If only you could get a sneak peek into the future and get a list of the top 10 skills for 2025…
Skills that wouldn’t go obsolete; in fact, their demand would only grow. Skills that could offer you a lucrative career with a relatively small learning curve.
If only…
Sadly no prizes for guessing correctly, but that’s exactly what you’re going to get from this blog! Get ready to add a few items on your New Year's resolutions because these are some skills you cannot ignore if growth is your goal for 2025:
1. Artificial Intelligence
AI has taken over marketing, content creation, videos, copywriting, pictures, mail, coding — almost everything! So, if you haven’t yet explored AI, you’re sleeping on career progression. It’s the first skill we recommend for a good reason! Start simple with productivity tools and picking up the most common AI tools that can simplify your professional journey. For instance, if you are a writer and ChatGPT feels like a threat, it’s time to do some learning about how to utilize its potential in research and brainstorming. For designers, Midjourney can cut a lot of planning time if they learn prompt engineering well. Skeptical about AI in general? Look at ethics and compliance skills for AI and help shape our future for the better.

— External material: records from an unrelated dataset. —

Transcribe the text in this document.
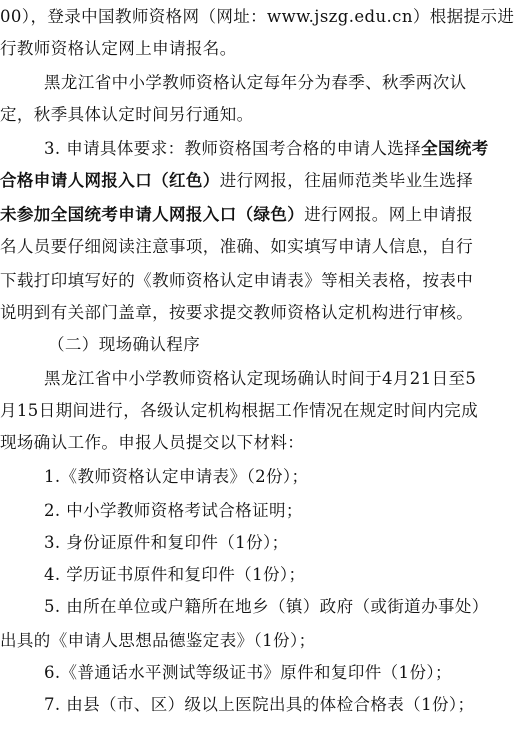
00），登录中国教师资格网（网址：www.jszg.edu.cn）根据提示进
行教师资格认定网上申请报名。
黑龙江省中小学教师资格认定每年分为春季、秋季两次认
定，秋季具体认定时间另行通知。
3. 申请具体要求：教师资格国考合格的申请人选择全国统考
合格申请人网报入口（红色）进行网报，往届师范类毕业生选择
未参加全国统考申请人网报入口（绿色）进行网报。网上申请报
名人员要仔细阅读注意事项，准确、如实填写申请人信息，自行
下载打印填写好的《教师资格认定申请表》等相关表格，按表中
说明到有关部门盖章，按要求提交教师资格认定机构进行审核。
（二）现场确认程序
黑龙江省中小学教师资格认定现场确认时间于4月21日至5
月15日期间进行，各级认定机构根据工作情况在规定时间内完成
现场确认工作。申报人员提交以下材料：
1.《教师资格认定申请表》（2份）；
2. 中小学教师资格考试合格证明；
3. 身份证原件和复印件（1份）；
4. 学历证书原件和复印件（1份）；
5. 由所在单位或户籍所在地乡（镇）政府（或街道办事处）
出具的《申请人思想品德鉴定表》（1份）；
6.《普通话水平测试等级证书》原件和复印件（1份）；
7. 由县（市、区）级以上医院出具的体检合格表（1份）；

And honestly, there’s a good chance that an AI tool already exists to make that job easier for you!
2. Data engineering
Artificial intelligence works because of data sets. It requires data to finetune its outputs and get more intelligent, efficient, and unbiased every day. Learning data engineering prepares you for the present and the future. We’re talking data collection, storage, and analytics. Data is a vast realm of skills you can get into today and reap the fruits of that labor pretty quickly. Data analytics, prediction, and engineering are likely to grow in prominence, and while many industries feel threatened by AI, this one is clearly not going anywhere. In fact, the more AI grows, the better.
3. AR & VR
Augmented reality (AR) and virtual reality (VR) — you've probably already heard these terms tossed around over the last ten years. One imposes virtual on real life (AR), and the other makes the virtual world as immersive of an experience as possible (VR). Think of apps that allow you to try clothes on or star-mapping software that lets you point a camera on to the night sky while your screen detects names of the celestial objects in real time. Those are both examples of augmented reality, imposing virtual information on real life.
Virtual reality is when you’re playing a game on your screen, and the headsets utilize an interface that makes it seem as though you are in the game. AR/VR has huge applications in the entertainment, healthcare, fashion, and beauty spaces. While it does require more than a basic knowledge of programming and some highly specialized interface and web development tools, there are near infinite applications for it, particularly in training.
4. UI/UX
Maybe you want to start by learning a new hard skill that doesn’t require existing intensive knowledge of programming languages and APIs. Most businesses today have at least a simple website or app, if nothing else. To ensure these apps and websites resonate with their consumers, they need to work on two very important things: user experience and user interface. That’s where UI (user interface) and UX (user experience) comes in.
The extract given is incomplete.